Оберст, обращаясь к эсэсовцу-латышу, сказал:
— Возьмите их к себе в команду, тщательно разберитесь с ними, изучите захваченные шифры и коды. Эти оболтусы должны искупить свою вину перед великой Германией, работая на рации под нашу диктовку.
Произнеся последние слова, он как-то подобрался, выпятил свою петушиную грудь, вздернул подбородок, словно пытался подчеркнуть победу над двумя советскими парашютистами-разведчиками:
— Уведите их. У меня много других дел! — но, взглянув на гордое лицо Августа, стоявшего с поднятой головой, изменил свое решение. — Впрочем, этого пока оставьте здесь! Он, видимо, еще не все понял из-за моего плохого знания латышского языка! — с издевкой добавил он.
Солдаты подхватили Приеде под мышки и поволокли из комнаты. Он еще услышал тупые удары, падение тяжелого тела, немецкую и латышскую брань, потом его начало тошнить, и он потерял сознание.
Очнулся он в каком-то хлеву. Долго лежал в оцепенении, потом попытался повернуться и застонал. Ему стало так жалко себя и своей недожитой жизни, что он заплакал, всхлипывая, как ребенок. И услышал усталый глухой голос:
— Перестаньте, Приеде! Это не к лицу солдату…
Август лежал тут же, в другом углу хлева, под маленьким оконцем, зарешеченным крест-накрест двумя полосами железа. За этим грубым крестом светилось тусклое небо, и по небу ходили далекие отсветы сполохов. Оттуда, из-под далекого неба слышались артиллерийские раскаты, но они были так далеки, что нельзя было и подумать: «Меня спасут!»
Приеде подполз к Августу, разглядел в полумраке растерзанную его фигуру, задал нелепый вопрос:
— Вас тоже били?
— Нет, гладили, — насмешливо ответил Август.
— Простите, товарищ командир…
— Это уже не имеет значения! — непонятно сказал Август.

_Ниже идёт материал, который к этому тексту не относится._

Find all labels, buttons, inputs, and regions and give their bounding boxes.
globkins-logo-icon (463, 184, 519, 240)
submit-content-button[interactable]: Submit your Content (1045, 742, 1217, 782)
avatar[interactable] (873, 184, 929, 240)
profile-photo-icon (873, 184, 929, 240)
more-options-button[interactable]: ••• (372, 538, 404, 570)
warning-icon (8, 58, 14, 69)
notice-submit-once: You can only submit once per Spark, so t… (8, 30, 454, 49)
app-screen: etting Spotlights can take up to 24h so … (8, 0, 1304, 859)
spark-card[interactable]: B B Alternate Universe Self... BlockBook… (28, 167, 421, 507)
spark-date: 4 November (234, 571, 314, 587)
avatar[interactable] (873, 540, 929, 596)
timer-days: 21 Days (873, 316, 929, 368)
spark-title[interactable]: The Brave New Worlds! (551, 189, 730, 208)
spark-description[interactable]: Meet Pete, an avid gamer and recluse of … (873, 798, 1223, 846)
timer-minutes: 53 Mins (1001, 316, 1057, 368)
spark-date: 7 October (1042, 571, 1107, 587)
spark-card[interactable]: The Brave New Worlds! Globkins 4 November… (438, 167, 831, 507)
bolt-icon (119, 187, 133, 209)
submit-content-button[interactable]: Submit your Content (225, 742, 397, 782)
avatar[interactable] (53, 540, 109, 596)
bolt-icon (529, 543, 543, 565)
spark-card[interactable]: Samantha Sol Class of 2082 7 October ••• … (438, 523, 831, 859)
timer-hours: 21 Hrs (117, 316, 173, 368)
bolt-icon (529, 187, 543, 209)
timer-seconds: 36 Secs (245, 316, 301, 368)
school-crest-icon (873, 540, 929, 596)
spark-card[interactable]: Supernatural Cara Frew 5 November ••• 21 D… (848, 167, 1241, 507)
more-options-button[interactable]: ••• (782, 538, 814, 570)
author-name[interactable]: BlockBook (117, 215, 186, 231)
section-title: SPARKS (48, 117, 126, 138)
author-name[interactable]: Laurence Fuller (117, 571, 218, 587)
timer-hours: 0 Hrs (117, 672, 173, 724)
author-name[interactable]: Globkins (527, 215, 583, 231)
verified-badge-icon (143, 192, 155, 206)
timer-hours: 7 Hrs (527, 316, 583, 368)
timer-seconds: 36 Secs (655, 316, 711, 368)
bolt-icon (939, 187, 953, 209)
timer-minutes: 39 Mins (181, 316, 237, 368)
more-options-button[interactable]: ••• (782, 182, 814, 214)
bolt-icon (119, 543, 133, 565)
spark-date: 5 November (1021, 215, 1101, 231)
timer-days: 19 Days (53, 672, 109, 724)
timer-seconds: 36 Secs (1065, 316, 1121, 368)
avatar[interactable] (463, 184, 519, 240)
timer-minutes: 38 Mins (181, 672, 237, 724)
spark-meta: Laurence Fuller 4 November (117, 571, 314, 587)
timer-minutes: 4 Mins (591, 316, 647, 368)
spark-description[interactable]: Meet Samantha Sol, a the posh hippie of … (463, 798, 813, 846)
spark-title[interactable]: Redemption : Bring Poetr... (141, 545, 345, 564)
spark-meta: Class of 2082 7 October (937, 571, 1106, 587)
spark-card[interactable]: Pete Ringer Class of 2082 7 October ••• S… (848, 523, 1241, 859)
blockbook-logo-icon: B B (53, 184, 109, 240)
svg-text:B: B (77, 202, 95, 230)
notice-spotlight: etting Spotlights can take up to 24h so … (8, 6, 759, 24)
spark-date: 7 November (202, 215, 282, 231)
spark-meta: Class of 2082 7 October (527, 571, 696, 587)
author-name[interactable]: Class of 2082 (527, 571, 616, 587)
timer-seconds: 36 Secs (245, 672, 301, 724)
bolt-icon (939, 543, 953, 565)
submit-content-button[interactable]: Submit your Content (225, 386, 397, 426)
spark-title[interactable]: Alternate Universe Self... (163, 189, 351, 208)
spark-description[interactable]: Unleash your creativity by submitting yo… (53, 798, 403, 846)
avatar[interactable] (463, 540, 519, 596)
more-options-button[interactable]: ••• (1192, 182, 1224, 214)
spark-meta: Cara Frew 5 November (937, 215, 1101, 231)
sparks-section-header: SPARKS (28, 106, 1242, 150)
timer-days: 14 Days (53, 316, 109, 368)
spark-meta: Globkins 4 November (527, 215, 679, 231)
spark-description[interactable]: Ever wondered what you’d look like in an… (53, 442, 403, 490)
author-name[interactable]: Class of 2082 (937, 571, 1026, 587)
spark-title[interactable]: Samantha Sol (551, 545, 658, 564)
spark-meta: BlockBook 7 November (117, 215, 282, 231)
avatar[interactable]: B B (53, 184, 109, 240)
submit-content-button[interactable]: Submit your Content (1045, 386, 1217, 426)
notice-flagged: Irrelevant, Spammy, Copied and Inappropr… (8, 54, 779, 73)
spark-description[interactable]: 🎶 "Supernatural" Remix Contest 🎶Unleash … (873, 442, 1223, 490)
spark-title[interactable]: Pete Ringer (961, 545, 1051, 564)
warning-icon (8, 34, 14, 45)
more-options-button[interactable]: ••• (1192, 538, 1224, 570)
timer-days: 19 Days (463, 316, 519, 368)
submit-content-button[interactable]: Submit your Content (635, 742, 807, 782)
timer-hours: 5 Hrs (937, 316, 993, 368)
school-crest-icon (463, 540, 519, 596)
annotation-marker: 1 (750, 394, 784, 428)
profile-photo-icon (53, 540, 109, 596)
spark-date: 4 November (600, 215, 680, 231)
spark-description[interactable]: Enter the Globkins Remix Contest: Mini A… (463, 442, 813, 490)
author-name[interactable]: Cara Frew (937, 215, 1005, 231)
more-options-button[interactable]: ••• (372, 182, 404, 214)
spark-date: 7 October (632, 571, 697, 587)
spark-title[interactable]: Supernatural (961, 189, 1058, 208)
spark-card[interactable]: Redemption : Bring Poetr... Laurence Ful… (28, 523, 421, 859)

Он лежал, вытянувшись, примостив голову повыше, и дышал с присвистом, но Приеде все равно чудилась огромная сила в нем. Приеде спросил о том, что сверлило его мозг, как гвоздь:
— Как может латыш, пусть он самый заядлый националист, носить форму немецкого офицера? Как у него рука подымается избивать своих соотечественников! Непостижимо, просто непостижимо!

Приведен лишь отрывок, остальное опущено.